I was very satisfied with the chemical afternoon. Did not know how to do only three problems (one really did not know, and two more were from the field which I deliberately did not review at all). This does not mean that I managed all other problems perfectly, but at least I always knew what I was doing. As I figured during the mock exams, there were some problems which I did not see in preparation materials but somehow the solutions just came to my mind. I love my discipline and I think my ChE intuition works quite well. I am sure I would do MUCH worse at "Other disciplines", trusses just kill me by falling on my brain when I cut them in wrong places!
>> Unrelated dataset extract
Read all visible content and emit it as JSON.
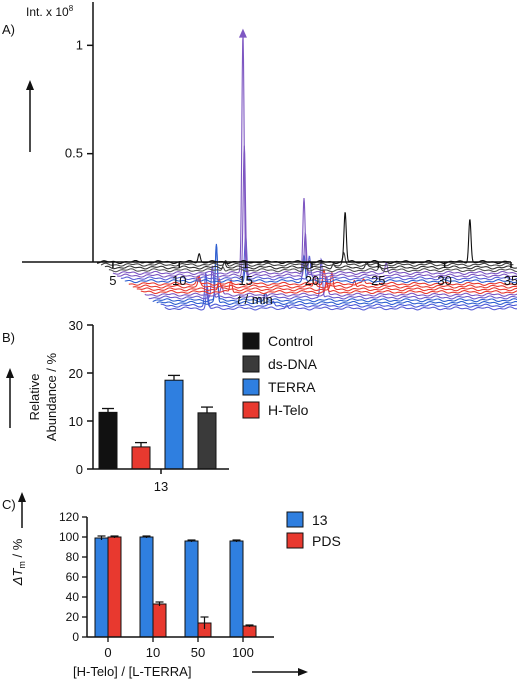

I will let you know if I passed but even if not, I will still take Chemical PM next time and use the same preparation materials.

Good luck, Water! (And all).


----------



## H2O (Nov 9, 2012)

Thanks for sharing your thoughts, its fresh air breath during this extreme cold wintering weather. 

Thanks Again


----------



## oilsands (Nov 9, 2012)

Another thing that may help deciding on what PM module to take is to try to predict your score in a Discipline-specific versus General PM.

For this, multiply the topic percentage specified by NCEES (e.g., 10% for Chemistry for Chemical PM) by your expected score (e.g., 0.75 or 0.5 or 0.25 or 0), then sum all the topics and find your average predicted score. Do the same for General and compare. Keep in mind also that your mind is more DS-oriented anyway, so if you get similar percentage, I would recommend going for DS, unless you think you will need a huge amount of time for review (per topic percentage). As for me, for some general engineering topics the amount of time I put to review will not make me better, I mean in 50 extra hours I am able to review ~80% of my discipline topics, while to cover some 5% of General topics for PM-type problems I will need to put at least 20 hours.

My recommendation on the expected score is:

0.75 if you are really strong in the topic (in two of my best areas I used even 0.83 - which 5 out of 6 problems correct)

0.5 - so-so

0.25 - weak (basically, 0.25 is your guess)

0 - if you intend to skip review and/or there are only 3 problems on this topic, so the chance to guess correctly is close to 0

That would be "funny" if I give so many recommendations but then not pass myself:  ) Well, today is my good day when I am positive, two days ago I was sure I failed...


----------



## william (Dec 7, 2012)

Well I passed thank god!!!! First attempt too!


----------



## FromThisSoil (Dec 10, 2012)

william said:


> Well I passed thank god!!!! First attempt too!


Same! Congrats!


----------